The Federal Customs Service has prepared an initiative that could fundamentally change the work of sellers of imported goods on marketplaces.
The proposal is to oblige the sites to indicate three key parameters in the cards of goods imported from outside the EAEU: the country of origin, the HS code and the customs declaration number.
The logic of the FCS is clear. Marketplaces are now the largest channel for the sale of gray imports. The product may be imported at a reduced cost or without proper customs clearance at all, and then sold in an open retail network. Linking the product card to a specific customs declaration makes such schemes transparent.
In parallel, the introduction of SPOT (detailed review of SPOT) is underway, which records each shipment from the EAEU even before crossing the border. The FCS proposal logically closes this system at the next stage: after importation, the goods must be identified at the point of sale.
For bona fide sellers, the change does not fundamentally change anything — they already have all the data. Labor costs will increase at the stage of filling out the cards, but the information itself exists in the documents.

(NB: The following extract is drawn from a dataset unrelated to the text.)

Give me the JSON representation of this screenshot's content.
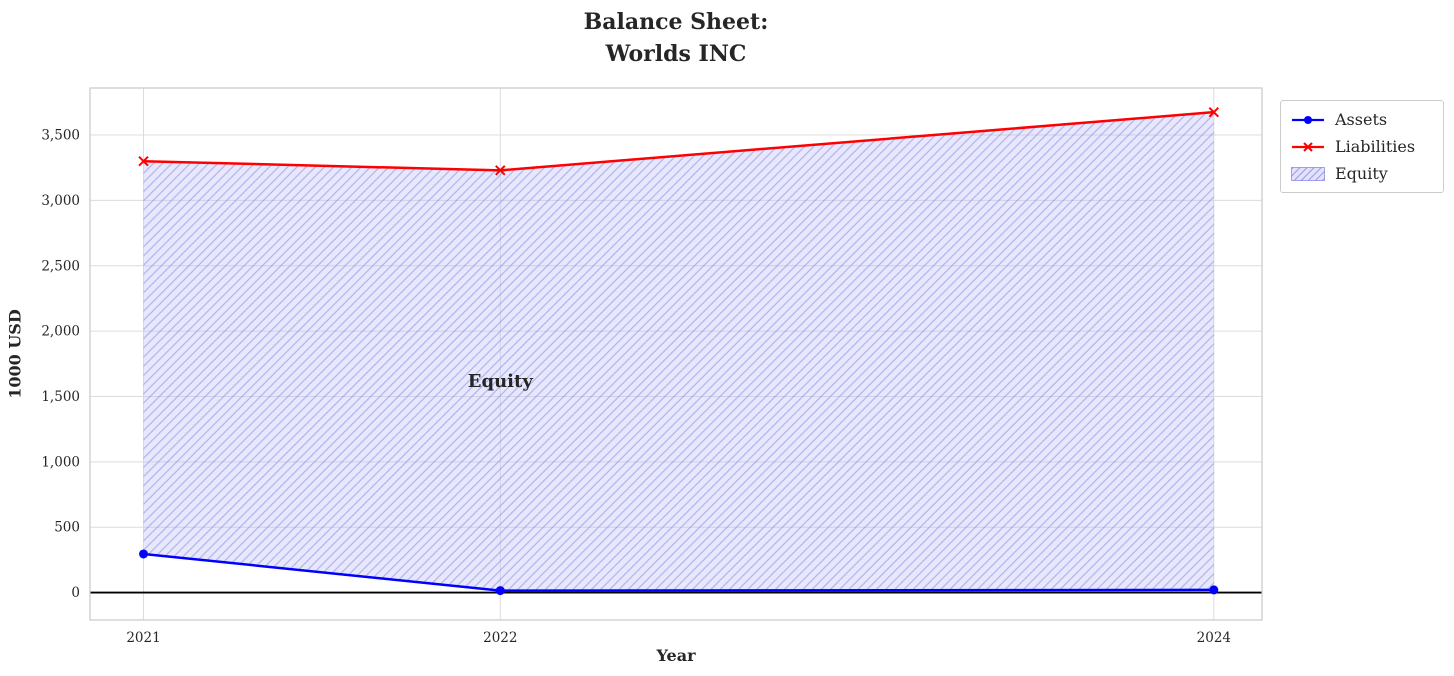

The problem arises for those who work with goods without a complete customs history — parallel imports, cargo shipments, purchases through intermediaries without a complete set of documents. For them, the requirement to link the card to the declaration will become a serious barrier.
The initiative is still at the proposal stage — there is no final decision. But the vector of movement is obvious: marketplaces are becoming part of the customs control system. Sellers should prepare for this right now by building a complete documentary chain for each import item.